Showing newest posts with label China. Show older posts
Showing newest posts with label China. Show older posts

Thursday, July 10, 2008

A Healthy Dose of Economic Reality


Just in case you have a friend who still believes that anyone elected in the 2008 election is going to wave a magic wand and make things all better in four years, here is a little something that you can send them that just might smack them back to reality.

Yesterday the Wall Street Journal reported:

"An Abu Dhabi sovereign-wealth fund has purchased a majority stake in the Chrysler Building, an iconic New York City skyscraper."


photo courtesy of Wikipedia


Reuters is reporting:

" Home foreclosure filings jumped 53 percent in June from a year earlier, although they were down 3 percent from May, and foreclosures are expected to rise further, real estate data firm RealtyTrac said on Thursday.

Foreclosure filings rose on an annual basis in 39 states to a total of 252,363 properties during the month, with Nevada, California, Arizona and Florida posting the highest foreclosure rates.

One out of every 501 U.S. households received a notice of default, auction sale or bank repossession in June, RealtyTrac said.

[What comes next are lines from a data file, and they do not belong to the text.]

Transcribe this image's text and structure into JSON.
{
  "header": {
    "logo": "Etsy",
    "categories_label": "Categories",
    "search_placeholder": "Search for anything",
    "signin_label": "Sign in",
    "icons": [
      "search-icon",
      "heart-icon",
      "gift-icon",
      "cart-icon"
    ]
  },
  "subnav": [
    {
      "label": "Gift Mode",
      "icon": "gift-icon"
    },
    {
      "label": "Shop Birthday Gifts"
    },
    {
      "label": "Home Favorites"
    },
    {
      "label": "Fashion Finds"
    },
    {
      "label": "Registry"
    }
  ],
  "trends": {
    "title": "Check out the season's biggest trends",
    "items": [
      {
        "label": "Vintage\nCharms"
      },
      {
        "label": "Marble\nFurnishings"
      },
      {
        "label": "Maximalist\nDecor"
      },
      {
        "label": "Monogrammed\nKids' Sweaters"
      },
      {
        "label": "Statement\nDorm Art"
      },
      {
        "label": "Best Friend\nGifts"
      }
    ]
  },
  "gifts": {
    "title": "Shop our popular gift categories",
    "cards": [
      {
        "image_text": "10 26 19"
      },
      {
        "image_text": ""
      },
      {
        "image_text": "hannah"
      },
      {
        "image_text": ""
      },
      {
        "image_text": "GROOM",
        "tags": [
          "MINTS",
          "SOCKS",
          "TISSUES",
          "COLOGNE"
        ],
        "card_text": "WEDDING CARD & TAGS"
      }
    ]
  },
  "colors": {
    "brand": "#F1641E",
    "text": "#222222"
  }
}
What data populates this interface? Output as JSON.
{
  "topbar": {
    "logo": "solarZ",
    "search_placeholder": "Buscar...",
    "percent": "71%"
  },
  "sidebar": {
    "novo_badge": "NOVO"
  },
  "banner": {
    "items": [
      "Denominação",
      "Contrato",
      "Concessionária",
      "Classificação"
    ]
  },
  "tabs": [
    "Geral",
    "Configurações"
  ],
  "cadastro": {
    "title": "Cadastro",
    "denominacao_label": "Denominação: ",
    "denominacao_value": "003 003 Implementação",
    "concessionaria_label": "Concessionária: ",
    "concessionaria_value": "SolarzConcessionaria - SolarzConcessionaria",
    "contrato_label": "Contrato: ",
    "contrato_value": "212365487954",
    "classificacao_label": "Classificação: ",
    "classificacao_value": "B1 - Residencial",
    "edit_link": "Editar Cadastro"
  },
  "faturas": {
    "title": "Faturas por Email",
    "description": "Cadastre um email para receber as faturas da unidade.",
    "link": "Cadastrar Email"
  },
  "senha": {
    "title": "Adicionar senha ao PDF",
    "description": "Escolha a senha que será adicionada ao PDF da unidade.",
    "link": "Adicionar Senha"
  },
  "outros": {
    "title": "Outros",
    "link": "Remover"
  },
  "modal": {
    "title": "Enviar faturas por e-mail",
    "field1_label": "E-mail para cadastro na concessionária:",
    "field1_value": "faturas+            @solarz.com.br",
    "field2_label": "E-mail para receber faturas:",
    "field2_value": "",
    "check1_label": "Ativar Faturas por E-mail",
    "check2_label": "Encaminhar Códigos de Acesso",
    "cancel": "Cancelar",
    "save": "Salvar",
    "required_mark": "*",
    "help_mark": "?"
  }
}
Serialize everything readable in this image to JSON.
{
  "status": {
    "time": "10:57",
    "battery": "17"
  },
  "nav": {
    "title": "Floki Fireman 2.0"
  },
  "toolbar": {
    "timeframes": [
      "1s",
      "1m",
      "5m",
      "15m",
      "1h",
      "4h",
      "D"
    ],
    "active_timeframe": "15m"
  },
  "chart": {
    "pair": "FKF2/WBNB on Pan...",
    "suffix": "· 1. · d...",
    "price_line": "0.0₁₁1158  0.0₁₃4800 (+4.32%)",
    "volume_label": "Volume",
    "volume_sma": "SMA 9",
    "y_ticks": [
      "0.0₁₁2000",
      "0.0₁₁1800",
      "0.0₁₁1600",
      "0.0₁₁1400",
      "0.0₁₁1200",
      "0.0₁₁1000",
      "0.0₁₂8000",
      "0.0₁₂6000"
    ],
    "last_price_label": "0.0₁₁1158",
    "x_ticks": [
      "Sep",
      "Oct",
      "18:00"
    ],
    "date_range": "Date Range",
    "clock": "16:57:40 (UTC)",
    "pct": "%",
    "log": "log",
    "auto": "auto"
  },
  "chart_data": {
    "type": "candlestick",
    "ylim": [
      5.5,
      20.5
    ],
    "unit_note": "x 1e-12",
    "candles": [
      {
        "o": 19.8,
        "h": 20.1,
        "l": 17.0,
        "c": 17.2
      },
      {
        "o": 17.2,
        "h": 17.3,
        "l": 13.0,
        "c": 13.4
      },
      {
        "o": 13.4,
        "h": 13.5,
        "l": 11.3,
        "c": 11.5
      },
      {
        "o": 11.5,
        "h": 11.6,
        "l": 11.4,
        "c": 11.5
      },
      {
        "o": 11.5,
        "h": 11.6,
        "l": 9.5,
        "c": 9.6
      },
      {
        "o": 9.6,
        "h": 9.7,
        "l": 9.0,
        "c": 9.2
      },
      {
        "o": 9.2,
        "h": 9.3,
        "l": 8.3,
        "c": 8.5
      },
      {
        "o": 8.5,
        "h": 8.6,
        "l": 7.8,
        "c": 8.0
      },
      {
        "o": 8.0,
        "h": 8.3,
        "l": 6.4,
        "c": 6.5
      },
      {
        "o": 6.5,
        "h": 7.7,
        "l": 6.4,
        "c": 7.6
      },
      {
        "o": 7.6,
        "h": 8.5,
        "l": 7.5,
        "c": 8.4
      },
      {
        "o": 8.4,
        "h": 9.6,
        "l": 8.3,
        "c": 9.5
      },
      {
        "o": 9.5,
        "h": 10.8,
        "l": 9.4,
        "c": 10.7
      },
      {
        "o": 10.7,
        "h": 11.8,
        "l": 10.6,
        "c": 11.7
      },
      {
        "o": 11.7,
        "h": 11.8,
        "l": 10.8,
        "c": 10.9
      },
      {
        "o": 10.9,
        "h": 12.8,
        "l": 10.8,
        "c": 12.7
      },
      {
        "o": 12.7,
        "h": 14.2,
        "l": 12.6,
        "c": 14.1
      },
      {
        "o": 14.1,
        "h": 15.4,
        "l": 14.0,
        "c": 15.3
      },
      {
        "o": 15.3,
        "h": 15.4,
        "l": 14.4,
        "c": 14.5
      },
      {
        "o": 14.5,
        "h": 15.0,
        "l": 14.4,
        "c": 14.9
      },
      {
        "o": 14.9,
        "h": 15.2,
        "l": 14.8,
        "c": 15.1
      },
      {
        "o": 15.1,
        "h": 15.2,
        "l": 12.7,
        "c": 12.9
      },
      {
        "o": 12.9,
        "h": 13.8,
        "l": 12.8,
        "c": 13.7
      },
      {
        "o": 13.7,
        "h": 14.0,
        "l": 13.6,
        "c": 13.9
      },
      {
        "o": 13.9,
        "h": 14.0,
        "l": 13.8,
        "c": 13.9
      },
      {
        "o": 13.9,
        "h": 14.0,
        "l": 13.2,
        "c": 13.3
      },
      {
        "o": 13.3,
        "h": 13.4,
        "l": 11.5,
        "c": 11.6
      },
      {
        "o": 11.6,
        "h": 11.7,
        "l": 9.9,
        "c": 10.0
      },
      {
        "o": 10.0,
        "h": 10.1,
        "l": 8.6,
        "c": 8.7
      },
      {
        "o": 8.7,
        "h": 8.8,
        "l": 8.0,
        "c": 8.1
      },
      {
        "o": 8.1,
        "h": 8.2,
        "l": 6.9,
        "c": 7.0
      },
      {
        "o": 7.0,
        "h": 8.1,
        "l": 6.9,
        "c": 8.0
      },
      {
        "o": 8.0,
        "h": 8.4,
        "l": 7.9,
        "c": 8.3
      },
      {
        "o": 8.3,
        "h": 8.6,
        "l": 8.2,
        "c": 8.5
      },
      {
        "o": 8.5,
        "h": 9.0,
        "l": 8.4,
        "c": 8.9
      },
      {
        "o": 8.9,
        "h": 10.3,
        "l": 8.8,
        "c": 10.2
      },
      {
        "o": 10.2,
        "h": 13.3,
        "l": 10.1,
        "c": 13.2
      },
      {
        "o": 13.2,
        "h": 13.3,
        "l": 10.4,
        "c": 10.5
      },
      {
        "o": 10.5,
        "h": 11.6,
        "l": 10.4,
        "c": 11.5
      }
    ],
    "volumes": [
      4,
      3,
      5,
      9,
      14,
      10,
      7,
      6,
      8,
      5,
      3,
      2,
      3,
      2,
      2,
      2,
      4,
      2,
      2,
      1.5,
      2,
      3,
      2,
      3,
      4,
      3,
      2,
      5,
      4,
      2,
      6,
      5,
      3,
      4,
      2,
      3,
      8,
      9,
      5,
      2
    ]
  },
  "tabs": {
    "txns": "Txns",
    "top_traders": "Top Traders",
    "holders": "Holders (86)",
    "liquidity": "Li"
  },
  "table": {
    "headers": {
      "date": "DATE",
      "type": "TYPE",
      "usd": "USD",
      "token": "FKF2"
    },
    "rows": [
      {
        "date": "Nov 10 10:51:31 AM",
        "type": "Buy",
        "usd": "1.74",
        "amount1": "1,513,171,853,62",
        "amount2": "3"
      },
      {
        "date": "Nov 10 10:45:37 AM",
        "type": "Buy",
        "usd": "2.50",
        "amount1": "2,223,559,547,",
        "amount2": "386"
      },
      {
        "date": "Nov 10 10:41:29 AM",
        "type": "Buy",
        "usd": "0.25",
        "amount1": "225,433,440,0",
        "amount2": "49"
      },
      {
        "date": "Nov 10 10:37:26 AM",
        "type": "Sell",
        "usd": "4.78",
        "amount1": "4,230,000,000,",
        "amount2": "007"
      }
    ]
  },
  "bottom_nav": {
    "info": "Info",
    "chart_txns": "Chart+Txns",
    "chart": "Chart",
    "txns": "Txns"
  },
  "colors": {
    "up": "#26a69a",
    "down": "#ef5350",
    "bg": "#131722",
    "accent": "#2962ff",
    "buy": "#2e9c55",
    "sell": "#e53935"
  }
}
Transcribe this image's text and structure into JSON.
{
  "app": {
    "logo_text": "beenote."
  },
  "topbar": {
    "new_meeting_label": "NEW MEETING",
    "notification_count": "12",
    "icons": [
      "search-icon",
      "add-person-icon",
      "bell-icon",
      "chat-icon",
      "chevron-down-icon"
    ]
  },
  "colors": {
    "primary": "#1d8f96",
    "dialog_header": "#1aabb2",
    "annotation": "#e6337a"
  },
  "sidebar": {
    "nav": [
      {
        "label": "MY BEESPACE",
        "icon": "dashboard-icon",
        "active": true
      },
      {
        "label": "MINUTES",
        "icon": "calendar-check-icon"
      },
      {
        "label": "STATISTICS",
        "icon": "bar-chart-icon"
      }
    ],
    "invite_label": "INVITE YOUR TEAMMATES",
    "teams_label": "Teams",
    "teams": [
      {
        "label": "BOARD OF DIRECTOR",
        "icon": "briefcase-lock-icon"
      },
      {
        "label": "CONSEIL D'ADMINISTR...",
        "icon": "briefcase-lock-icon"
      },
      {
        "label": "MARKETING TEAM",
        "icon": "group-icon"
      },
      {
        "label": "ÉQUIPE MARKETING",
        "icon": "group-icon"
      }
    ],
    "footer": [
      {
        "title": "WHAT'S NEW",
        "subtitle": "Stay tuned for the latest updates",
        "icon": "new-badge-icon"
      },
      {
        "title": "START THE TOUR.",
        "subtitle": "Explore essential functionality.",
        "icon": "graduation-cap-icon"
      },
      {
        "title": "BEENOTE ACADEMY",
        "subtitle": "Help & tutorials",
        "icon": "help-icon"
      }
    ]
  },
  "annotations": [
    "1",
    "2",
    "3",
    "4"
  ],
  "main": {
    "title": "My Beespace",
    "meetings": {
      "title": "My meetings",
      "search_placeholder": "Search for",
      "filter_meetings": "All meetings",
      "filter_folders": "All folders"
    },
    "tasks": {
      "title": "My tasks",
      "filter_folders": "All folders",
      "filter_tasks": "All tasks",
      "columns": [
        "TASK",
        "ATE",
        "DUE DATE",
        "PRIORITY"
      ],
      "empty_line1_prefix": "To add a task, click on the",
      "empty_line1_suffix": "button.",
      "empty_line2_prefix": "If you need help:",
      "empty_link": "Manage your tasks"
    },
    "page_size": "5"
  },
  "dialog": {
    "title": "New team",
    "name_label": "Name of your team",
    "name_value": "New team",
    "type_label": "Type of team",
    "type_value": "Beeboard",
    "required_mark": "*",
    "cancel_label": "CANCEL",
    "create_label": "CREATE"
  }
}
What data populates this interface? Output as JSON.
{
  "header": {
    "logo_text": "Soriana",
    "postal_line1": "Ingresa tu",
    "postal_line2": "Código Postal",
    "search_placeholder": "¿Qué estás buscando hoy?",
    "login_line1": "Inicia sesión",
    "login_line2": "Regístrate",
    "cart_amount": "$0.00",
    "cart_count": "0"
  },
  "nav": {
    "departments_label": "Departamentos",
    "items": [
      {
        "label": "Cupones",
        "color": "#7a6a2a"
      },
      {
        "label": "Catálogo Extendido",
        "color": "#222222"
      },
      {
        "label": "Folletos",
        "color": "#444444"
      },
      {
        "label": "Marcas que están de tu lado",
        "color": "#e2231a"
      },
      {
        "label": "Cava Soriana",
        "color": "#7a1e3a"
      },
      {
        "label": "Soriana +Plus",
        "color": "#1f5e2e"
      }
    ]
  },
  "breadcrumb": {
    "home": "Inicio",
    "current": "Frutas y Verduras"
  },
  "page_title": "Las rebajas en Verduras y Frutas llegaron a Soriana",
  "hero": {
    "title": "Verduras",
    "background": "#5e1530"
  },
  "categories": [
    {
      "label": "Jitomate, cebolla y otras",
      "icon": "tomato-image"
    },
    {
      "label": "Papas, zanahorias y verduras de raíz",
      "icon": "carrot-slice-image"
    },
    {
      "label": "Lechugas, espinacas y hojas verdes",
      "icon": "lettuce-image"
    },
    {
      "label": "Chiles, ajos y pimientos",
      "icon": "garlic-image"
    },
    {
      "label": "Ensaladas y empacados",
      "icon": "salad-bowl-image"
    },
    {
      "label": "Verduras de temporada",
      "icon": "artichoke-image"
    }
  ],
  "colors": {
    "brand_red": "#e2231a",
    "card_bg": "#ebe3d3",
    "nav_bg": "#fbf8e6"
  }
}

'June was the second straight month with more than a quarter million properties nationwide receiving foreclosure filings," said James J. Saccacio, chief executive officer of RealtyTrac. "We have not yet reached the top of this foreclosure cycle.'"


U.S. News & World Report is reporting:

"As if the U.S. economic slump, the housing crisis, surging oil and food prices, and a general sense that things are not going all that well weren't enough, a new study forecasts that China will become the 'pre-eminent world commercial influence' by 2035, when it surpasses the U.S. economy. The study released today is by Albert Keidel, who specializes in China economic issues at the Carnegie Endowment for International Peace. It is clear that China's economic juggernaut will have far-reaching implications for economic, diplomatic, and military matters in coming years--the subject of Keidel's study titled 'China's Economic Rise--Fact and Fiction.' "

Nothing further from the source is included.